Thank you for any clarifications! 🙂
Best Answer
The numbers in your approach are not correct: if we really want to break things down into cases by number of vowels, we should get $$ (5 \times 21 \times 20) + (5 \times 4 \times 21\times 2) + (5 \times 4 \times 3) $$ and this simplifies to $3000$, same as the textbook answer of $5 \times 25 \times 24$.
Your mistake is mainly multiplying by permutations in cases where that's already accounted for. For example, in the one-vowel case: there are $5$ ways to pick the vowel (which must go in the middle), then $21$ ways to pick the consonant at the beginning, then $20$ ways to pick the consonant at the end.
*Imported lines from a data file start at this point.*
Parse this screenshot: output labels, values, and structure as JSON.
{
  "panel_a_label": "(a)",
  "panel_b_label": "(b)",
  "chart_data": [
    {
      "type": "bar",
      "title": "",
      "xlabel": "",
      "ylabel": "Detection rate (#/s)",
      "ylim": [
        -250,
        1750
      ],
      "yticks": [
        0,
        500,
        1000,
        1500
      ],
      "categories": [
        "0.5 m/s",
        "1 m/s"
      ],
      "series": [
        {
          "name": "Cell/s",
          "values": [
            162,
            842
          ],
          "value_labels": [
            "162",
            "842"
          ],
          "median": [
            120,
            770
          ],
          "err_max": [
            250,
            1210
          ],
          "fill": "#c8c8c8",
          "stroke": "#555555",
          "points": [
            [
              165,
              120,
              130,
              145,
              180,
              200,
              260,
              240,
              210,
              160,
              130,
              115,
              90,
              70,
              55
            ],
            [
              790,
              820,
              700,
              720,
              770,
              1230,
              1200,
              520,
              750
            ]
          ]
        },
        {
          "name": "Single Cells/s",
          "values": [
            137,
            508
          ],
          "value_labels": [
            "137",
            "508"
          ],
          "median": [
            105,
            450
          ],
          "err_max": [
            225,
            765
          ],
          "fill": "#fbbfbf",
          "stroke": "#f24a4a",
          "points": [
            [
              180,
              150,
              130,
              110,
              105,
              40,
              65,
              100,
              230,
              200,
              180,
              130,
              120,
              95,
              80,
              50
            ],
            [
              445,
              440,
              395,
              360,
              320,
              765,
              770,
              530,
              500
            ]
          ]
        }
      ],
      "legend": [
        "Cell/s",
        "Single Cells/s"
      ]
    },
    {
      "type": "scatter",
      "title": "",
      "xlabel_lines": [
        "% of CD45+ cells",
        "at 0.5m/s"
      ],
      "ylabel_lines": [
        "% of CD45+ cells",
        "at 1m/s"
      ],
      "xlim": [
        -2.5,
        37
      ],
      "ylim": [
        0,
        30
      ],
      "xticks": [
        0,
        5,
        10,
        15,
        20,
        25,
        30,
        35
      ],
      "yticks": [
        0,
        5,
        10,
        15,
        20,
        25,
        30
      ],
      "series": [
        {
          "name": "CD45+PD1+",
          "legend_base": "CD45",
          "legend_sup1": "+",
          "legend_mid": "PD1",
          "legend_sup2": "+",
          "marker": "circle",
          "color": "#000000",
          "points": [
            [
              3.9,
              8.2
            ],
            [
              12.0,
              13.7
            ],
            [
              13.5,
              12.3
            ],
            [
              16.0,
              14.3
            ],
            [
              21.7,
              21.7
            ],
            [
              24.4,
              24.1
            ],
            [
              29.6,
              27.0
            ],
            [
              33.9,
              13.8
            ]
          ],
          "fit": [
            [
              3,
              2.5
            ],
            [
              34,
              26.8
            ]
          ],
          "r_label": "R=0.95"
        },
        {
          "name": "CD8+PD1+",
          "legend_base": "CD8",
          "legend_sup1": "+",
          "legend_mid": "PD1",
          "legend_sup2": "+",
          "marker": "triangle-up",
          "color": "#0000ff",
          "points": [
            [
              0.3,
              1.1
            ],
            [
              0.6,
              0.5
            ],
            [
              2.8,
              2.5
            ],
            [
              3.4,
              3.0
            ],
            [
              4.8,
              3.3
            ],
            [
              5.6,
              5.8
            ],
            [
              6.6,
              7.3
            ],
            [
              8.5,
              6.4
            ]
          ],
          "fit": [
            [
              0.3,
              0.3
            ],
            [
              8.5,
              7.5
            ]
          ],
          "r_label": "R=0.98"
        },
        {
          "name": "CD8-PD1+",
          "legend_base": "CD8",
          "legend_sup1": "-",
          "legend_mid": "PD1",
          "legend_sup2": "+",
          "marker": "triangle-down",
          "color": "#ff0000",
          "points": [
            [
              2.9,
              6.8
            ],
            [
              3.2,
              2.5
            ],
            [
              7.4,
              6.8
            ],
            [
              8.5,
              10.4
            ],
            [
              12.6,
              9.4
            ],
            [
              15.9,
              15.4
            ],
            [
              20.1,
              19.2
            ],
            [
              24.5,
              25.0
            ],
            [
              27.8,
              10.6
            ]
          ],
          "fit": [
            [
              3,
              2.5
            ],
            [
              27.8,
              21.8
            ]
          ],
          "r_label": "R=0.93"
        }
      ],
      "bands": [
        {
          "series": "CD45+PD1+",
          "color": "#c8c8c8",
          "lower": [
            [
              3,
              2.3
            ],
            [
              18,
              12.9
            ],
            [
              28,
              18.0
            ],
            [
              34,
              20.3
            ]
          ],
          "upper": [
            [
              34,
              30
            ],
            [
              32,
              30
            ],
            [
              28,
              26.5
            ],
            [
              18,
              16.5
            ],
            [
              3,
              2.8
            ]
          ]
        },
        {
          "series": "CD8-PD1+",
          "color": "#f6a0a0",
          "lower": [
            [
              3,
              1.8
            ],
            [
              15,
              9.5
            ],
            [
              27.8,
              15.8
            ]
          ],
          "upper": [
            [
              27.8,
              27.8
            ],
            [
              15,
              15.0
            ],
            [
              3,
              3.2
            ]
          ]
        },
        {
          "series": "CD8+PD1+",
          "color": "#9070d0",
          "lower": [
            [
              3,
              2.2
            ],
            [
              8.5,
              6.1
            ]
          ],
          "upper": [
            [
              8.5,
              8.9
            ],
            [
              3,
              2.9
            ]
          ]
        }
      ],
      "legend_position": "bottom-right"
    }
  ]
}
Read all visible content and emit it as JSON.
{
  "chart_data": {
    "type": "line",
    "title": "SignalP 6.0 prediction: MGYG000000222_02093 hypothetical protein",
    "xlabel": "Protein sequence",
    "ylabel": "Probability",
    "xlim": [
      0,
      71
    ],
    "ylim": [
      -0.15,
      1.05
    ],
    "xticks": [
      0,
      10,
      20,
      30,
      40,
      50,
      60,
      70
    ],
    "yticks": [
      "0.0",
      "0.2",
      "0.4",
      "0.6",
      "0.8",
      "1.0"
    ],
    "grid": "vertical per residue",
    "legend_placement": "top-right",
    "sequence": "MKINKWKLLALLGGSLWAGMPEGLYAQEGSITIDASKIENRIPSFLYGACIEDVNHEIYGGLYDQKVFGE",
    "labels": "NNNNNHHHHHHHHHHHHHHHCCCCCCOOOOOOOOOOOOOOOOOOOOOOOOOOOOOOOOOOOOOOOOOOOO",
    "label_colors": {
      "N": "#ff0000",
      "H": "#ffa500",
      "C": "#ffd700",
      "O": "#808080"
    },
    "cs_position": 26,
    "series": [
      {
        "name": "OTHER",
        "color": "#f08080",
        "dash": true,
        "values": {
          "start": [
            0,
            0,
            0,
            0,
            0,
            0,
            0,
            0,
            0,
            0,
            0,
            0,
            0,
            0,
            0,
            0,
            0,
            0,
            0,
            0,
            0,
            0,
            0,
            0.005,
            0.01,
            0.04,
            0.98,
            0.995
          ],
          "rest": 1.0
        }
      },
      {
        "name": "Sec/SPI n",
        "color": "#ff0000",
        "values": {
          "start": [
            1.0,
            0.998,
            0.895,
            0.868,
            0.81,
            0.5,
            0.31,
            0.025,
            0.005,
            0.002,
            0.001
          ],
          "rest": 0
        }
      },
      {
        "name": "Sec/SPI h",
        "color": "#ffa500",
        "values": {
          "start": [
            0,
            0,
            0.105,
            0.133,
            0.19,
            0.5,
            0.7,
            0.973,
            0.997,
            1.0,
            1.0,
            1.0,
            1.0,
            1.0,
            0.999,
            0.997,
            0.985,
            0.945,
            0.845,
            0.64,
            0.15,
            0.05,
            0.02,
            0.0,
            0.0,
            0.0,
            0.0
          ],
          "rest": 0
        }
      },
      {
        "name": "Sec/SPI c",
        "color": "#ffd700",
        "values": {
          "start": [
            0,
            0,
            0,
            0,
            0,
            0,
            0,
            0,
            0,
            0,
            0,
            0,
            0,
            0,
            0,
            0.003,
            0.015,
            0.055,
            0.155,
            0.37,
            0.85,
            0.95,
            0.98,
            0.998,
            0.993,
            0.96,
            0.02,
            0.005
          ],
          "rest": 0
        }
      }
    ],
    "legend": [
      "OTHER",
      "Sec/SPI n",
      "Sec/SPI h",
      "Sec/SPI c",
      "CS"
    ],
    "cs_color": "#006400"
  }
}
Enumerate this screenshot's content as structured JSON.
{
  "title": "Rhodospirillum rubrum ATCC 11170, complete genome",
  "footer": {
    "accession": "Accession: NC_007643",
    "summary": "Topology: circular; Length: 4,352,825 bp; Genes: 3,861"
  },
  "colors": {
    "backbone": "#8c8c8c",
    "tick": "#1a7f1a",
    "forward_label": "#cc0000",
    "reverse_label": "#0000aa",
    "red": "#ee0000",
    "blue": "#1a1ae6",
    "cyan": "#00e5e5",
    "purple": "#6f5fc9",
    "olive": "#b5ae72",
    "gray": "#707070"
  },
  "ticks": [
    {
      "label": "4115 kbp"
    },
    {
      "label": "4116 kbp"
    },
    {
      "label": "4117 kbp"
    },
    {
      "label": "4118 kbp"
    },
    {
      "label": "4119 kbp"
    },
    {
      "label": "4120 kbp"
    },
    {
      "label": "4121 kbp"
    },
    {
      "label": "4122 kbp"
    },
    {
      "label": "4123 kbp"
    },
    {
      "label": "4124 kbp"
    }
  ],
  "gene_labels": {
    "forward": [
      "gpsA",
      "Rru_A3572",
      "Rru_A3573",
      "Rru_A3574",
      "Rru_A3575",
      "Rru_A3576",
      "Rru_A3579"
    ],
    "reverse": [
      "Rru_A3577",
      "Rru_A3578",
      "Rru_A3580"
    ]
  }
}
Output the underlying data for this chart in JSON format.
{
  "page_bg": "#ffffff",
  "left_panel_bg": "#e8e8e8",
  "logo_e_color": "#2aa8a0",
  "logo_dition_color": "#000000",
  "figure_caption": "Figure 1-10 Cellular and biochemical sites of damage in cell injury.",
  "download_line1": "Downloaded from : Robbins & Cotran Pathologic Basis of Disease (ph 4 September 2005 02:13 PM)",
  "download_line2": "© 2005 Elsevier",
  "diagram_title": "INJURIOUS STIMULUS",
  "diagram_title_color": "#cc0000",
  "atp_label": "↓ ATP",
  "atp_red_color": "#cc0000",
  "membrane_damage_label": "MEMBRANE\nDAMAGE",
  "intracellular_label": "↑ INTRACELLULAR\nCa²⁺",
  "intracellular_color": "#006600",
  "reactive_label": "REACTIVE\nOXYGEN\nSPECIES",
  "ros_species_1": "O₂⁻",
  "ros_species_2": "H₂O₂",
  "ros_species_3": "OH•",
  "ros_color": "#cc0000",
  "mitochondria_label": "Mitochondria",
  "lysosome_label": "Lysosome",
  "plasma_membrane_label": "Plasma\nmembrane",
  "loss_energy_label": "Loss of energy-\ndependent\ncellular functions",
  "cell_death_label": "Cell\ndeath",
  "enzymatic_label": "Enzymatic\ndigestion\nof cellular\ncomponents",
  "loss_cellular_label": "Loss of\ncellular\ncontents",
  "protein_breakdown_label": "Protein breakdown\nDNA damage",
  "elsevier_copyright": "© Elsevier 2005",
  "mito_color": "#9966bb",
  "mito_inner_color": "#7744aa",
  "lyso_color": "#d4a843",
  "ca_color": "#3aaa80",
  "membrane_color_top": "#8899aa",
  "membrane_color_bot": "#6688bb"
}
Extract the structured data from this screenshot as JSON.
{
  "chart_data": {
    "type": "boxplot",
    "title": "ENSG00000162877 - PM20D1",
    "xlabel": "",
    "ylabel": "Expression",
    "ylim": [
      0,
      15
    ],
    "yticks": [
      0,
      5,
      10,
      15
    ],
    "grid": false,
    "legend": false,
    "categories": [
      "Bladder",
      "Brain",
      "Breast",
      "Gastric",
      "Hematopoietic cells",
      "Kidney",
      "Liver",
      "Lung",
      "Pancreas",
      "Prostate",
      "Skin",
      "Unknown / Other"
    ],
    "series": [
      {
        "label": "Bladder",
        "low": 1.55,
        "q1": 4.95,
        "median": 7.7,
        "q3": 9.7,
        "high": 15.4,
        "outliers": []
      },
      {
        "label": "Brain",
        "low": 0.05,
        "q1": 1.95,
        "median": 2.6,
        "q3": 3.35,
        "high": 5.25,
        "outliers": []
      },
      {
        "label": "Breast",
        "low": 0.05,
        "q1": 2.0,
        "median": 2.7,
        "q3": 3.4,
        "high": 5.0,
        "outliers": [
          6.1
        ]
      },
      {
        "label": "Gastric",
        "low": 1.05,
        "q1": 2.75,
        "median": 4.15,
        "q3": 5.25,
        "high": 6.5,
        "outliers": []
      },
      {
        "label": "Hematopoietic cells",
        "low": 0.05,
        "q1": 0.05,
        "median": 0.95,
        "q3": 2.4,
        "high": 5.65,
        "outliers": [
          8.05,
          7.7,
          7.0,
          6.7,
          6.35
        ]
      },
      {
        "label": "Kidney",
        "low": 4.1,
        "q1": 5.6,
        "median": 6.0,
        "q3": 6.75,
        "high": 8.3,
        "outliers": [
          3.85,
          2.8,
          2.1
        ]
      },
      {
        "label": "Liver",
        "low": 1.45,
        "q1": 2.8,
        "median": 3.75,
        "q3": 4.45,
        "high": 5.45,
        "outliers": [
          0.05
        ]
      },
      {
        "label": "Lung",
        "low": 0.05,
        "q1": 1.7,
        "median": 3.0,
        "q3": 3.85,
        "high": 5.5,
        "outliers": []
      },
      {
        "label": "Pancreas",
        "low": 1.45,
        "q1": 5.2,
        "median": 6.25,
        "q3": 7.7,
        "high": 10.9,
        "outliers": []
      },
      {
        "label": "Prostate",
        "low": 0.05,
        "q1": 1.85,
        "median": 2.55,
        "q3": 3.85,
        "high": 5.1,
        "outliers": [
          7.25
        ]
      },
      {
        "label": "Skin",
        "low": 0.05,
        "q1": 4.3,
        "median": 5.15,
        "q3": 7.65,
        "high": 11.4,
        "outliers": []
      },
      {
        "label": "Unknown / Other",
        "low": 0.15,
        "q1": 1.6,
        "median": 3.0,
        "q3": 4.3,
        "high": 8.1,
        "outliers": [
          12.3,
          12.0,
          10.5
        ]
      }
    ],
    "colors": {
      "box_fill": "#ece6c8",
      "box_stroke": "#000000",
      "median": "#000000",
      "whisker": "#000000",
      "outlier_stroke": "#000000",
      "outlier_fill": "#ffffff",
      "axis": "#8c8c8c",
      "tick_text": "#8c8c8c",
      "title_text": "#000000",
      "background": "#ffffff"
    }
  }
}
This already specifies the order the letters go in. You don't have to multiply by $2$ to account for symmetry.
Or, if you prefer: we could pick the vowel in $5$ ways, then pick two consonants in $\binom{21}{2}$ ways, then order the consonants in $2!$ ways, to give $5 \times \binom{21}{2} \times 2$ for this case. This is equal to $5 \times 21 \times 20$.